Hi Everyone,
The key sectors continued to diverge substantially today, along the fault lines of the past week. Volatility was relatively low compared to yesterday’s session, even though the Volatility Index (VIX, -2.3%) held firmly above the key 20 level. Cyclical issues showed weakness in the first hours of trading as this week’s trends briefly reversed, but financials, industrials, and energy stocks finished well above their intraday lows. Real estate stocks enjoyed tailwinds thanks to the blowout pending home sales data, but the defensive utilities, consumer staples, and healthcare sectors were the strongest today, thanks to the continued safe-haven buying.

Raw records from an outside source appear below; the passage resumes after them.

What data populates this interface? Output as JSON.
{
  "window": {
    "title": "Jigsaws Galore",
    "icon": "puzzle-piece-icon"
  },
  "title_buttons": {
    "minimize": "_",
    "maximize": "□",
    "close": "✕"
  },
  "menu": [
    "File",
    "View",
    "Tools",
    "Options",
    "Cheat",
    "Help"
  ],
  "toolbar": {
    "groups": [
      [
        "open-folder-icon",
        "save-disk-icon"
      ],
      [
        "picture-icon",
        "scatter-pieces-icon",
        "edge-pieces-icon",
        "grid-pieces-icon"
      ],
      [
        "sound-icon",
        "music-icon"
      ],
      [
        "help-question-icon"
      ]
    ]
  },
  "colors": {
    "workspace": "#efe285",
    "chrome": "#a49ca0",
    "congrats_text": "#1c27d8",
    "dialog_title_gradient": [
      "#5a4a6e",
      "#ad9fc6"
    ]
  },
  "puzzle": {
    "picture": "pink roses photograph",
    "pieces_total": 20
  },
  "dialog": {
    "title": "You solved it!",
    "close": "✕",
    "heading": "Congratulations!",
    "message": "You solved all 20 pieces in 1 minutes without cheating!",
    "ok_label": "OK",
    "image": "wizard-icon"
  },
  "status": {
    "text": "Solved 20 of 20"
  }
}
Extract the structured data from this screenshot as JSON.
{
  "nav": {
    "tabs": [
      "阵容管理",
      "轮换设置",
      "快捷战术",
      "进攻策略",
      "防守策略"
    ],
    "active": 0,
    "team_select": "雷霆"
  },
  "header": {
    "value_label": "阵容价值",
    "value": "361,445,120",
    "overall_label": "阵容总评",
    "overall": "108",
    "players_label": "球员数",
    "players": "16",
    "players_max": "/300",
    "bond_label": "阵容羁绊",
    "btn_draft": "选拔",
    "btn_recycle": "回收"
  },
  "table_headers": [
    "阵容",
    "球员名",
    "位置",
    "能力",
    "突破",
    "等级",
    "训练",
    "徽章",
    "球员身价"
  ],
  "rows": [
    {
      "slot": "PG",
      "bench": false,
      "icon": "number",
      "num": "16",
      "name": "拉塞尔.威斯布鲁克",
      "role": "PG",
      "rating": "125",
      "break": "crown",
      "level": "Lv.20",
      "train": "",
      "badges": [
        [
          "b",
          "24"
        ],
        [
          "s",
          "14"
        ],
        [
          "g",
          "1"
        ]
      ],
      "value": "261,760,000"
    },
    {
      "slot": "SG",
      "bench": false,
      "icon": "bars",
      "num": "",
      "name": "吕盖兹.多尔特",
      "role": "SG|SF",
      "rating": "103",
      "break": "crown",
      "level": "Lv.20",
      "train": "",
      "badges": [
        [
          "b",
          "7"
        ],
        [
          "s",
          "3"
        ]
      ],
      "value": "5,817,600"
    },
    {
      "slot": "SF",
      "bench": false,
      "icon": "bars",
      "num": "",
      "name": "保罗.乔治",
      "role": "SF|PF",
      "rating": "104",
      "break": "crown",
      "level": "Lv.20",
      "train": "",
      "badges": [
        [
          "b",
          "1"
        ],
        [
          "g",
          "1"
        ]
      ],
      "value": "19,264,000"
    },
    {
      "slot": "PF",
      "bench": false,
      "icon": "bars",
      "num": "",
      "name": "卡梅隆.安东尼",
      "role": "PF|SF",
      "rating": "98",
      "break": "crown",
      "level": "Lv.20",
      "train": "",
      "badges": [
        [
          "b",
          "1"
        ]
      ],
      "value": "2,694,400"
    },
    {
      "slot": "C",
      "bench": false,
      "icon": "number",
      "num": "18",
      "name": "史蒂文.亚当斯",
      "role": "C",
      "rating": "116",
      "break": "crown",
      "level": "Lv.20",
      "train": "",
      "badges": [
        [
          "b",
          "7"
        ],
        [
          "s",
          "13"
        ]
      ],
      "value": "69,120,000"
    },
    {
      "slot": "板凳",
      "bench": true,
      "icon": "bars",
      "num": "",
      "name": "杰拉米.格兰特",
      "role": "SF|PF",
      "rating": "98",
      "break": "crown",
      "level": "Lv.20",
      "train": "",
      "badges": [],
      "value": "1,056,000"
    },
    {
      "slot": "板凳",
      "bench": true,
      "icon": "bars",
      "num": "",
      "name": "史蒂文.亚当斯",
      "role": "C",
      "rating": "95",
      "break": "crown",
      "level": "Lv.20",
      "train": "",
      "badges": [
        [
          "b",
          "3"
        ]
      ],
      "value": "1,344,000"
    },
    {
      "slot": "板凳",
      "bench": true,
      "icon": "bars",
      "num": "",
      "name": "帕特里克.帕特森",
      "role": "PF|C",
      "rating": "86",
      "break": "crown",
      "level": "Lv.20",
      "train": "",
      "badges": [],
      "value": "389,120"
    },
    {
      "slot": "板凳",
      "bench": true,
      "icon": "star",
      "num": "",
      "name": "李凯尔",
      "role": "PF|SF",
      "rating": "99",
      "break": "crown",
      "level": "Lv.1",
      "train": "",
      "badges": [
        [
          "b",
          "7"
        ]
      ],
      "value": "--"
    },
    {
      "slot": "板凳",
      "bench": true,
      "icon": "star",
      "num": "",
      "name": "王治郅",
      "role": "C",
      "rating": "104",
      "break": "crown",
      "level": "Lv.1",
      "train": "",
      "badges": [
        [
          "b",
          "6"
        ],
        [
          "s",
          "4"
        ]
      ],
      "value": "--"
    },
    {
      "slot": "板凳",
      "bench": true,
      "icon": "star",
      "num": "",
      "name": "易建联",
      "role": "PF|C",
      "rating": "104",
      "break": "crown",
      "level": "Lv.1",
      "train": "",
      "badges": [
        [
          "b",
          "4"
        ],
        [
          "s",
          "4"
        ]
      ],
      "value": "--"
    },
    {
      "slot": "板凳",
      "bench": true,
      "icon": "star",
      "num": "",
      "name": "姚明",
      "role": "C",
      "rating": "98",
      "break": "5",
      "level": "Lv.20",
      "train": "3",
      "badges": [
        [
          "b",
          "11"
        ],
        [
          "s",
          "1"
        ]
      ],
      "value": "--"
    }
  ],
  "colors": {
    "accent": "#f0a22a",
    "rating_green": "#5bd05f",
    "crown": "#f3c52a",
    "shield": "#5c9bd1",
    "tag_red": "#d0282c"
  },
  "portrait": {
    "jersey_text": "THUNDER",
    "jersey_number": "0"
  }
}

Traders said that Treasury yields continue to be the center of attention, and the late-session bounce in rates led to another wave of selling on the Street. As one trader explained, “The fate of today’s failed rally attempt in stocks was closely linked to the price action in Treasuries, and as long as investors remain laser-focused on yields, stocks could remain under short-term selling pressure.”
The Nasdaq and the tech sector have been in the epicenter of this week’s selloff, and the index closed in the red for the fourth day in a row. Despite its early gains, the Nasdaq dipped below its previous correction low today, hitting its lowest level in well over a month after dropping by the most in over six months yesterday. The fact that nearly half of the top 100 tech stocks pulled back by more than 20% this month illustrates well the depth of the correction. However, with investor sentiment being excessively bearish toward the Nasdaq, a great buying opportunity might be just around the corner.
Today’s session proved that, from a global perspective, the U.S. economy remains very strong as the dollar continues to push higher against all of its major peers. The widening of the expected interest rate differentials is likely the main reason behind the move. As compared to most developed nations, the U.S. is now poised to raise interest rates much earlier, especially in light of the strong inflationary pressures. The Biden administration’s planned spending packages might lead to even stronger growth, and, in turn, higher interest rates in the next couple of years, so it is no surprise that Treasury yields and the dollar have been pushing higher since the Fed meeting.
“To appreciate the beauty of a snowflake, it is necessary to stand out in the cold.”